2.hbase-1.0.3.jar下载不到,在m2本地仓库中用hbase-0.9.XX.jar替换了,就是把名字改成1.0.3了----
不知道会不会有后遗症
3. Failed to execute goal org.apache.maven.plugins:maven-site-plugin:2.0-beta-6:site (default) on project oozie-docs: The site descriptor cannot be resolved from the repository: Could not transfer artifact org.apache:apache:xml:site_en:16 from/to Codehaus repository (http://repository.codehaus.org/): repository.codehaus.org: unknown error
解决方式:
I was able to resolve it by editing the parent pom.xml file by removing the repository Codehaus repository
<repository>
<id>Codehaus repository</id>
<url>http://repository.codehaus.org/</url>
<snapshots>
<enabled>false</enabled>
</snapshots>
</repository>
或者替换链接
<repositories>
<repository>
<id>Codehaus repository</id>
<name>codehaus-mule-repo</name>
<url>https://repository-master.mulesoft.org/nexus/content/groups/public/
</url>
<layout>default</layout>
</repository>
</repositories>
编译后目标生产路径oozie-4.2.0/distro/target/
oozie-4.2.0-distro.tar.gz
安装:
编译生成的oozie-4.2.0-distro.tar.gz 解压到相应目录这就是我们要的oozie 了。

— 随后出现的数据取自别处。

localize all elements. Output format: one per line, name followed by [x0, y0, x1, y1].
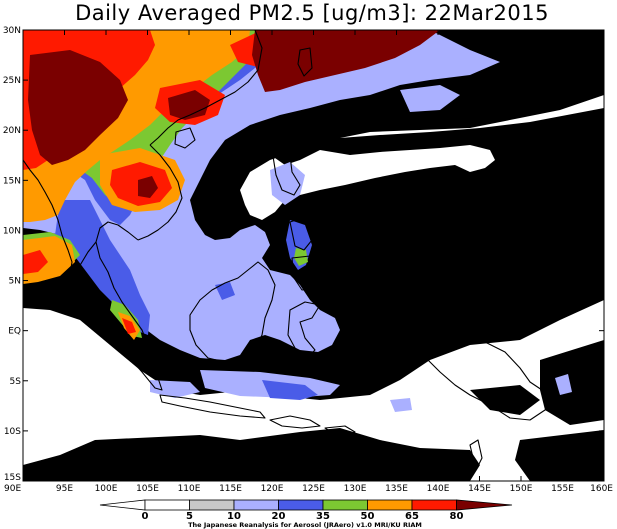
lon-label: 115E: [219, 484, 242, 494]
lon-label: 130E: [344, 484, 367, 494]
lon-label: 120E: [261, 484, 284, 494]
lon-label: 135E: [385, 484, 408, 494]
lon-label: 110E: [178, 484, 201, 494]
colorbar-swatch: [322, 499, 368, 511]
lat-label: 10N: [3, 226, 21, 236]
lat-label: 20N: [3, 126, 21, 136]
colorbar-swatch: [411, 499, 457, 511]
map-title: Daily Averaged PM2.5 [ug/m3]: 22Mar2015: [75, 1, 549, 25]
colorbar-level-label: 80: [450, 511, 464, 522]
colorbar-swatch: [189, 499, 235, 511]
lon-label: 145E: [468, 484, 491, 494]
lat-label: 10S: [4, 427, 21, 437]
lon-label: 140E: [427, 484, 450, 494]
colorbar-level-label: 5: [186, 511, 193, 522]
lon-label: 155E: [551, 484, 574, 494]
lon-label: 90E: [4, 484, 21, 494]
lat-label: 30N: [3, 26, 21, 36]
colorbar-swatch: [367, 499, 413, 511]
colorbar-swatch: [233, 499, 279, 511]
credit-text: The Japanese Reanalysis for Aerosol (JRA…: [188, 521, 422, 529]
colorbar: 0 5 10 20 35 50 65 80: [99, 499, 513, 522]
lon-label: 100E: [95, 484, 118, 494]
lat-label: 5N: [9, 277, 21, 287]
longitude-axis: 90E 95E 100E 105E 110E 115E 120E 125E 130E 135E 14…: [4, 30, 613, 494]
coastlines: [23, 30, 601, 481]
lat-label: 5S: [10, 377, 22, 387]
lon-label: 95E: [56, 484, 73, 494]
colorbar-swatch: [278, 499, 324, 511]
colorbar-under-triangle: [99, 499, 146, 511]
map-plot-area: [23, 30, 604, 481]
lon-label: 150E: [510, 484, 533, 494]
lat-label: 15S: [4, 473, 21, 483]
lon-label: 105E: [136, 484, 159, 494]
colorbar-level-label: 35: [316, 511, 330, 522]
colorbar-level-label: 10: [227, 511, 241, 522]
lat-label: 15N: [3, 176, 21, 186]
lat-label: 25N: [3, 76, 21, 86]
concentration-layer-dark-red: [28, 30, 440, 198]
lon-label: 160E: [590, 484, 613, 494]
latitude-axis: 30N 25N 20N 15N 10N 5N EQ 5S 10S 15S: [3, 26, 604, 483]
colorbar-level-label: 50: [361, 511, 375, 522]
colorbar-level-label: 65: [405, 511, 419, 522]
colorbar-over-triangle: [456, 499, 513, 511]
lon-label: 125E: [302, 484, 325, 494]
colorbar-level-label: 0: [142, 511, 149, 522]
colorbar-swatch: [144, 499, 190, 511]
colorbar-level-label: 20: [272, 511, 286, 522]
lat-label: EQ: [8, 327, 21, 337]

解压后得到oozie-4.2.0,cd到改目录下
1.下载ext-2.2.zip
解压oozie-4.0.1-distro.tar.gz包
mkdir libext
把hadoop的lib拷贝至libext目录下:cp /usr/local/hadoop/share/hadoop/*/*.jar libext/;cp /usr/local/hadoop/share/hadoop/*/lib/*.jar libext/
把hadoop与tomcat冲突jar包去掉--这个参考网络,不知道是不是必须
mv servlet-api-2.5.jar servlet-api-2.5.jar.bak
mv jsp-api-2.1.jar jsp-api-2.1.jar.bak
mv jasper-compiler-5.5.23.jar jasper-compiler-5.5.23.jar.bak
mv jasper-runtime-5.5.23.jar jasper-runtime-5.5.23.jar.bak
2.bin/oozie-setup.sh prepare-war
3.上传共享lib
tar -zxvf oozie-4.2.0/distro/target/oozie-4.2.0-distro/oozie-4.2.0/oozie-sharelib-4.2.0.tar.gz,会生成share目录,待会生成hdfs的sharelib目录的时候需要用到。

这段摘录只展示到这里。